La diferencia entre memoria y recuerdo
Lo primero que hizo Teresa de la Parra para enseñarnos cómo funciona la memoria fue responder a la pregunta de qué es la memoria. Lo hizo de forma tangible y práctica, sin explicar más de la cuenta: separó momentos puntuales y representativos de la infancia de Mamá Blanca, una señora amigable, sensible, artista, pero completamente sola. De la Parra organiza los recuerdos de esta protagonista de tal manera que ellos, junto con los personajes que van apareciendo (y a los que les dedica capítulos enteros), nos cuentan los episodios clave de la etapa más determinante de la vida de ella: su infancia. En ella transcurre el crecer en medio del campo junto a sus cinco hermanas, sus padres, y una seria de empleados y trabajadores de la finca, hasta el momento en que esa vida, la naturaleza, la tranquilidad y la riqueza desaparecen por completo. Así hace una distinción muy clara entre recuerdo y memoria y la relación que hay entre estos dos conceptos, uno codependiente del otro, siendo la memoria la contenedora que comprende momentos trascendentales y simbólicos para la construcción de la identidad personal.
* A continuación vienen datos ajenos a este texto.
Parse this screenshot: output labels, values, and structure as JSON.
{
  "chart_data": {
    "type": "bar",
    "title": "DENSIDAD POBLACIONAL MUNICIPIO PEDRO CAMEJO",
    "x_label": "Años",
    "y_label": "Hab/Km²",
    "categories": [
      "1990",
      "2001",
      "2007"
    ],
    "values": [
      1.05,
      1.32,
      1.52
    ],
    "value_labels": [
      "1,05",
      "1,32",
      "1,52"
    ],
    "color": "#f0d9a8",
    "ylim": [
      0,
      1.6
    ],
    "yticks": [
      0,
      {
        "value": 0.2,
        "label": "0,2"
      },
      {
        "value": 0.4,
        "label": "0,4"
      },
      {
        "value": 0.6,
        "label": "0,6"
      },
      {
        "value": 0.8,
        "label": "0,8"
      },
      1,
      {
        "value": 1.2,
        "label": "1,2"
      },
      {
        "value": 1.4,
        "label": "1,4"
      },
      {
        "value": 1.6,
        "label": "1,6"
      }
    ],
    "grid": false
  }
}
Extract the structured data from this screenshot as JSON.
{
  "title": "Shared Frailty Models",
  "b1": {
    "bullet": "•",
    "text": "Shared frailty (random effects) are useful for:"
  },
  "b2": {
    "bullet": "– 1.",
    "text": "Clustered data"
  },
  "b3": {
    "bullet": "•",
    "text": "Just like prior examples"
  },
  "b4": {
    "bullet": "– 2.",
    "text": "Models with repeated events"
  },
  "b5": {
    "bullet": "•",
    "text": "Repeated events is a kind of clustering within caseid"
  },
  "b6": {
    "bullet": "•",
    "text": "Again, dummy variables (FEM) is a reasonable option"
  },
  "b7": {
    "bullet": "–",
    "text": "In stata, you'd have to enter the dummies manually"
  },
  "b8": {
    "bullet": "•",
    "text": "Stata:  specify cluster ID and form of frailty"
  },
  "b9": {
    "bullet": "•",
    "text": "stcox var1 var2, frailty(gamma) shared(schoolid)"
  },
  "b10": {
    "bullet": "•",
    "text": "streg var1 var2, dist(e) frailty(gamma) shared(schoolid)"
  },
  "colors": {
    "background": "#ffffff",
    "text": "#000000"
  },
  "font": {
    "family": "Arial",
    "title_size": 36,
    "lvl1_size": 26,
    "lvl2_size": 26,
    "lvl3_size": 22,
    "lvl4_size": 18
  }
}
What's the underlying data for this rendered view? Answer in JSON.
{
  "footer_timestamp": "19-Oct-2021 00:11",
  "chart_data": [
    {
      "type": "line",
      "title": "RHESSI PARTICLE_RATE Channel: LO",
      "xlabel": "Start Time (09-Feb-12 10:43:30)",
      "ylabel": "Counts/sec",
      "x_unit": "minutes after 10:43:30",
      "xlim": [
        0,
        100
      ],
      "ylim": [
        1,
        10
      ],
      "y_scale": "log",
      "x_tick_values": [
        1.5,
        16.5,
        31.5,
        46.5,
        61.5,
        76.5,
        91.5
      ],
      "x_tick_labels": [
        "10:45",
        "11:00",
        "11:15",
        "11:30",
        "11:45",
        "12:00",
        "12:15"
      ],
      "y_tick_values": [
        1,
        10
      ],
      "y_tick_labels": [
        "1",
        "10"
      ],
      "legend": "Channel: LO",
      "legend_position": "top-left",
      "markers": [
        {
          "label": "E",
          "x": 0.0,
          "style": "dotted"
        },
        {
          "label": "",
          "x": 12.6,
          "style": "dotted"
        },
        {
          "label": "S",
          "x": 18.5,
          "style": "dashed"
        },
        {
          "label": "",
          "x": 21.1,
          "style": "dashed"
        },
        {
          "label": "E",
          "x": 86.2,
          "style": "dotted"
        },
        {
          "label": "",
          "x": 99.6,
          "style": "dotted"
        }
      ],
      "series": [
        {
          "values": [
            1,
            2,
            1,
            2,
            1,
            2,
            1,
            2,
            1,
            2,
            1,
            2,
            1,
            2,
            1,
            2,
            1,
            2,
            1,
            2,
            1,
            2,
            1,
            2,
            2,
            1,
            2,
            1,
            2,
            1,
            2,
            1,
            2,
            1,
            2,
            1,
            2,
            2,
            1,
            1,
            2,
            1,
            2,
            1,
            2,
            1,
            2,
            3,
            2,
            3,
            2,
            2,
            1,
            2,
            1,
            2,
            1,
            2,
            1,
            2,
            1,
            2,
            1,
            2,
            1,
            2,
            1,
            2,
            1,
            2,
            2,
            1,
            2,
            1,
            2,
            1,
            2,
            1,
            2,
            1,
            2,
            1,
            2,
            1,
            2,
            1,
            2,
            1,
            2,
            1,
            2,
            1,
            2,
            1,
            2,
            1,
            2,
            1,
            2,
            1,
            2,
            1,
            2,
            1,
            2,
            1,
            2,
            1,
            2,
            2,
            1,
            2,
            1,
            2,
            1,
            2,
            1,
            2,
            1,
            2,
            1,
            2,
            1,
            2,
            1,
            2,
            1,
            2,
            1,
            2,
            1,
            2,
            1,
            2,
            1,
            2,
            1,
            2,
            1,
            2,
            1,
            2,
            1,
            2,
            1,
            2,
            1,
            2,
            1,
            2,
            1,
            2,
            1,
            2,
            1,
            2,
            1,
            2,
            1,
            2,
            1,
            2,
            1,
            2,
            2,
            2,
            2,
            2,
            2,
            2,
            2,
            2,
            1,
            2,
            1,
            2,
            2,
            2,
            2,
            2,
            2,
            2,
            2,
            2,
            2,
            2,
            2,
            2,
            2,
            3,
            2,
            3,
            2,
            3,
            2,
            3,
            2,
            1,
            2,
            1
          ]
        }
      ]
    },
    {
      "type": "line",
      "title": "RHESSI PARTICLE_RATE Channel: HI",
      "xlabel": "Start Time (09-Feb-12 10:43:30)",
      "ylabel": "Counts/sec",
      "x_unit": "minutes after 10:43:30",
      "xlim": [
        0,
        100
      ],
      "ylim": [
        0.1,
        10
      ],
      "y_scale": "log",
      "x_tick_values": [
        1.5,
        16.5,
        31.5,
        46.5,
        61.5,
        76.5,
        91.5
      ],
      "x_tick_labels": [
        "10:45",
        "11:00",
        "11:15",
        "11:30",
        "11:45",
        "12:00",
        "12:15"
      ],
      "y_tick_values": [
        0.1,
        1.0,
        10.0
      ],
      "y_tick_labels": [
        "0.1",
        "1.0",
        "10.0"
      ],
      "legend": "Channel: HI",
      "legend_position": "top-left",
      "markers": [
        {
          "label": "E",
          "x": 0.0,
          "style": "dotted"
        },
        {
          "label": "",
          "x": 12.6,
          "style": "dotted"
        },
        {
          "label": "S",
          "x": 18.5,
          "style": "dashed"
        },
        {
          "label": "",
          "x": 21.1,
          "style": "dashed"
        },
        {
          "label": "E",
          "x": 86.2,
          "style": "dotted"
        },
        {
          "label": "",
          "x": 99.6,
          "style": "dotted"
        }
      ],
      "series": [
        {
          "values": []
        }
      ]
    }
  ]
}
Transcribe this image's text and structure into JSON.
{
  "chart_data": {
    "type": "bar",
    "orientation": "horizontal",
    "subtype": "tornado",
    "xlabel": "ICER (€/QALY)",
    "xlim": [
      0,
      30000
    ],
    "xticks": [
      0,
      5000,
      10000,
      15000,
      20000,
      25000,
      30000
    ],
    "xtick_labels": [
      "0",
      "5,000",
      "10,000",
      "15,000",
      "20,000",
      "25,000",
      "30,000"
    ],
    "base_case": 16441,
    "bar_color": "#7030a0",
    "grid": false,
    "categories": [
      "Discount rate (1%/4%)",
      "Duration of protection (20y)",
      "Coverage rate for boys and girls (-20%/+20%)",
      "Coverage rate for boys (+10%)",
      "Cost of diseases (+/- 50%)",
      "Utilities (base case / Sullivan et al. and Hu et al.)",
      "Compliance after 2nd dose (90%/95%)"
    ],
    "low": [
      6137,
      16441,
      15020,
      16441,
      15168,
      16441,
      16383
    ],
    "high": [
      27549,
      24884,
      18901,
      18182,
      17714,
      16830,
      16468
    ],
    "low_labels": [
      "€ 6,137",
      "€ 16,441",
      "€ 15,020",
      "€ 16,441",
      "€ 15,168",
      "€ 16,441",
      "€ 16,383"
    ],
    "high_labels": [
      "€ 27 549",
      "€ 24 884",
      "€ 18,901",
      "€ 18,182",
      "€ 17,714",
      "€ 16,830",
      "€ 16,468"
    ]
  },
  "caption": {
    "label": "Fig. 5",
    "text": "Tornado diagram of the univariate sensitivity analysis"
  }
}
El retrato personal y social
A partir de estos capítulos, además, se construye una memoria concreta, una que tiene una doble función: por un lado, definir a este personaje, conocerlo mejor, y mostrar los efectos de la infancia en la madurez del ser humano, al mismo tiempo que hace de la vida de este personaje una representación y retrato de la sociedad que la enmarca, esa Venezuela de mediados de siglo XIX y comienzos de siglo XX. “Teresa de la Parra hace una evocación melancólica por un tiempo perdido: la venezuela de finales del siglo XIX, en el que la tradición y el costumbrismo se enfrentan a los retos de la modernidad”, precisa Juan Pablo Rodríguez Méndez, prologuista de la edición de Graviola de "Las memorias de Mamá Blanca" sobre aquel evento social que queda plasmado en la novela de la autora venezolana al mismo tiempo que lleva al lector por una serie de eventos encantadores, familiares, a ratos nostálgicos y tristes, que resuenan con la idea de la infancia y la pérdida de la inocencia frente un mundo cambiante.
Las formas de la memoria
Finalmente, De la Parra hace de la literatura y la memoria una pareja de juego inagotable para los formatos y los estilos. A partir del planteamiento de contar una historia escrita desde la distancia, la narradora utiliza formas de narración que nos recuerdan al diario: “Un día triste, un día aciago, un día negro, ocurrió un drama en el corralón”, inicia un capítulo para adentrarnos con inmediatez en el recuerdo de lo vivido; pero al mismo tiempo esa narración confesional del diario pasa a la forma de una carta: “Sí, mi señor don Juan Manuel, tu perdón silencioso era una gran ofensa, y, para llegar a un acuerdo entre tus seis niñitas y tú, hubiera sido mil veces mejor el que de tiempo en tiempo les manifestaras tu descontento con palabras y con actitudes violentas”, le escribe a su padre, uno que ya no está, después de repasar un episodio que evoca en ella, la narradora, esta reflexión. Esto, evidentemente, no es un capricho, sino una muestra del dominio de la autora sobre el recurso de la memoria, donde la retrata a través de la comunión entre el contenido y la forma.